Thursday, July 9, 2015

Dear Akron




Dear Akron,

     I don't know if you have noticed, but I am kind of in love with you.

     Right now, I am in tears. I am hearbroken. I am at a loss for words.

     I came here because of the trees. Every time I crossed that bridge leading into my neighborhood I could feel my heart slow down a little. As the shade of the towering canopy followed me down hill I could feel the stress of my day slowly fade.

     I deliberately had my children here, raised them here. I taught them to love the bricked roads, the crooked streets, the quirky way the city lives it's life, and most importantly I taught them to love the trees.

     If you go up onto the rooftop of the tallest building downtown and turn your eyes to where I live all you see is green. That sea of green will give you an instant jolt of calmness. Go look. Go feel. It's there waiting for you. As you take it all in remember, that vast space is shrinking. It will fade from sight if you let it.




     Unfortunately here at home, where I have to be every morning and every evening, there is nothing special left to see. Frankly, there is nothing worth looking at. I see nothing outside my windows but my neighbor's house. This isn't why I bough a house here.
   
     In my house there are no curtains in the rooms that face the front street. We bought the biggest windows we could afford so we could surround ourselves with trees. Living here was akin to living in the forest. It was the reason why we wanted to stay here as long as we possibly could. We raised seven children here. We thought that we would get to watch our grandchildren run down these streets, each of them in awe of the majestic giants their parents loved.
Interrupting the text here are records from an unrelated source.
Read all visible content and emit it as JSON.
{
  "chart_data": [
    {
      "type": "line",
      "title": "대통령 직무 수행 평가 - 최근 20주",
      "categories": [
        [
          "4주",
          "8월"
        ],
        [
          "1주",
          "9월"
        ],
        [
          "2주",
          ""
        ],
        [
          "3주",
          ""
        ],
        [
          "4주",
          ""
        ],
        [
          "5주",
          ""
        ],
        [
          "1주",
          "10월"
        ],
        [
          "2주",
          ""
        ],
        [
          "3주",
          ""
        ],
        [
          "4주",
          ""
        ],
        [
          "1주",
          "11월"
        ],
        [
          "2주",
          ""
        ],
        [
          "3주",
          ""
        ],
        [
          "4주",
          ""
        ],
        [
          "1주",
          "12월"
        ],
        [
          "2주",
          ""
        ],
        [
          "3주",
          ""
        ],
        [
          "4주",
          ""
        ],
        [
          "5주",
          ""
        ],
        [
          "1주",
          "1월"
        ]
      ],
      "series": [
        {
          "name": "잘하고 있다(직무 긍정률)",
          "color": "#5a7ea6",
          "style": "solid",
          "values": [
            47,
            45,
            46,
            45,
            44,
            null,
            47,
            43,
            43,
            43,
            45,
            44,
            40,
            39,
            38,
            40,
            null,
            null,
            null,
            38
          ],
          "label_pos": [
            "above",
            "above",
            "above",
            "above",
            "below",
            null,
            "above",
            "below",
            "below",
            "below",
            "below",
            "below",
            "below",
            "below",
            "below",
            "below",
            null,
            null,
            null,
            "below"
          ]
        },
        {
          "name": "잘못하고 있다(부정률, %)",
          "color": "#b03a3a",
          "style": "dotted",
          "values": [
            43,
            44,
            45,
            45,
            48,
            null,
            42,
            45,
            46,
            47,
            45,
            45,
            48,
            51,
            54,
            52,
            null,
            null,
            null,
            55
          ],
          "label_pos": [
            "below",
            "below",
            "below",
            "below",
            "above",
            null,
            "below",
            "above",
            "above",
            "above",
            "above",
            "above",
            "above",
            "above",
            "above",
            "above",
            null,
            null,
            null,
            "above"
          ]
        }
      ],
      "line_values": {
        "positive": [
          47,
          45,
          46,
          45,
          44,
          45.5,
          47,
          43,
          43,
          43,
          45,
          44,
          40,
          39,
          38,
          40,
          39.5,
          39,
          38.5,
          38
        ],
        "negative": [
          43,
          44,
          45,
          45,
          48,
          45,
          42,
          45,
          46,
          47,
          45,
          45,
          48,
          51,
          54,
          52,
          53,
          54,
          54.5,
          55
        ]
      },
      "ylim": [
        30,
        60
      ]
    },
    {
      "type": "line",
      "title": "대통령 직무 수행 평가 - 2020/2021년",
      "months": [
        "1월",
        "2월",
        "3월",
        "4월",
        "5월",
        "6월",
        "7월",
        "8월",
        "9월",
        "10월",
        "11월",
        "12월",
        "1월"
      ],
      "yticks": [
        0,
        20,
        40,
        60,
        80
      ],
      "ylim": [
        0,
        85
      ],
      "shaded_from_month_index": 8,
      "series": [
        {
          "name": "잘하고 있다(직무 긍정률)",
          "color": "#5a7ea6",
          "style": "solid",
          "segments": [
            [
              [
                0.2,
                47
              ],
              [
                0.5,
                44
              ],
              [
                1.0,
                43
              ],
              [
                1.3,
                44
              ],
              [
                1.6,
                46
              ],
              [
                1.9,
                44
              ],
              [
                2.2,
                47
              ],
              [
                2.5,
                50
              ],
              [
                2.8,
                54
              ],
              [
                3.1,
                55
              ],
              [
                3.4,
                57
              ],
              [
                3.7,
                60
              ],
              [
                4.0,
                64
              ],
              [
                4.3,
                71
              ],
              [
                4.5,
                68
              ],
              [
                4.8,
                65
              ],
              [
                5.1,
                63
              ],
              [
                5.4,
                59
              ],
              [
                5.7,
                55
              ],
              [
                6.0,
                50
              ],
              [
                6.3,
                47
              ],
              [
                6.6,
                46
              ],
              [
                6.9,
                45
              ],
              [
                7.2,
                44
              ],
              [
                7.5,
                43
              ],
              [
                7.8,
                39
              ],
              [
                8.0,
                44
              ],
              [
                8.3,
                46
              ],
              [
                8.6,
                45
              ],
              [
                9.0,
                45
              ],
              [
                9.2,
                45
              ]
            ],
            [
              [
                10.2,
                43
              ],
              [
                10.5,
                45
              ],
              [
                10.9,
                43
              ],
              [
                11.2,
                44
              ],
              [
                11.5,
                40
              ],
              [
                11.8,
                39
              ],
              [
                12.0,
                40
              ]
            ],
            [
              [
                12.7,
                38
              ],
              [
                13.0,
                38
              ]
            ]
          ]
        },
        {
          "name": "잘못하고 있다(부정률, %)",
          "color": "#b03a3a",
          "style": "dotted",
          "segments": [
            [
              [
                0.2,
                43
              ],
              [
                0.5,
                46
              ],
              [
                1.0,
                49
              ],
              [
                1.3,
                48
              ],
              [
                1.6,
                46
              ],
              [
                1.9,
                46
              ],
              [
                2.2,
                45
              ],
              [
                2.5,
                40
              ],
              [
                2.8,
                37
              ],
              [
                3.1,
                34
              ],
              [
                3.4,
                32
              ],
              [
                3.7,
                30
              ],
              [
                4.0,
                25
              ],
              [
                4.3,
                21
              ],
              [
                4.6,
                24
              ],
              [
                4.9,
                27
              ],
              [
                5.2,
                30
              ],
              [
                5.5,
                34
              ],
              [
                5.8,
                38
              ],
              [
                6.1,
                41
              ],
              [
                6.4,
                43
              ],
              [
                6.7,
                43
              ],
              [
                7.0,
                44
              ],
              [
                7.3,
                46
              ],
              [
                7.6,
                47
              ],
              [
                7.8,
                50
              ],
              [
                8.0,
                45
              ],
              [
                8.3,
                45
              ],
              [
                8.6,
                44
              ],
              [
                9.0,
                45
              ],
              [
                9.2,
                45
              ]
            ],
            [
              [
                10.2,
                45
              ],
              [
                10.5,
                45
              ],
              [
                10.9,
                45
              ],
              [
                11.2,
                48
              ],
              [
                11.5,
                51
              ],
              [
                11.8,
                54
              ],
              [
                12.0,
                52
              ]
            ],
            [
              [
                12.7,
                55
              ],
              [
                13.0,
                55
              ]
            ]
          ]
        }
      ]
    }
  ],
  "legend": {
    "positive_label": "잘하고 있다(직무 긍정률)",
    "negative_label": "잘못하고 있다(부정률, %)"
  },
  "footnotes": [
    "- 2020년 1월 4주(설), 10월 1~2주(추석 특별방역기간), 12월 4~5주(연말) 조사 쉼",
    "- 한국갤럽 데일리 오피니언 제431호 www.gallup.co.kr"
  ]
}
My beautiful Akron, the one I have fought so hard to woo, the one I have been so diligent to represent, you have broken me today. I can't go out my door without touching the bottom of the world. I cannot think of my home without crying. I feel restless and angry. I feel like you have allowed strangers into my home, allowed them to ransack it, and then when I complain about what has been done, you tell me to be quiet, to calm down because you have a plan.

Your plan does not include these trees. Your plan does not include the elegant giants that buffer the winds and cool the streets.
     When storms manage to uproot one of our trees the neighborhood mourns. Right now, we are in shock. There might be a person or two who doesn't care, but most of us are dumbstruck. We know that no matter what we say or what we do this deforestation will continue until every tree on every street is cut down and replaced by a smaller, weaker lot.

     Little by little we are realizing that what we prized won't be here for much longer. If taking away fifteen percent of the trees in one street doesn't bother you, then taking away fifteen percent of the trees in our neighborhood won't cause you any grief either.

     Why should it. You don't live here. It's not your problem. You are right. It isn't your problem yet, but it will be. See, this starts here and moves outwards. We were seen as a small, insignificant neighborhood tucked in between larger places. You thought no one would care. You did it before to another pocket of houses, and when they didn't cry out you thought that we would be doing the same.

     Akron, am I not you? Do you not care what I think? Don't you want to hear my voice?

     If you were a human and I were in love with you I would take what you have done and how you have treated me as a sign that you do not want me around any more. It's almost as if you don't even need me.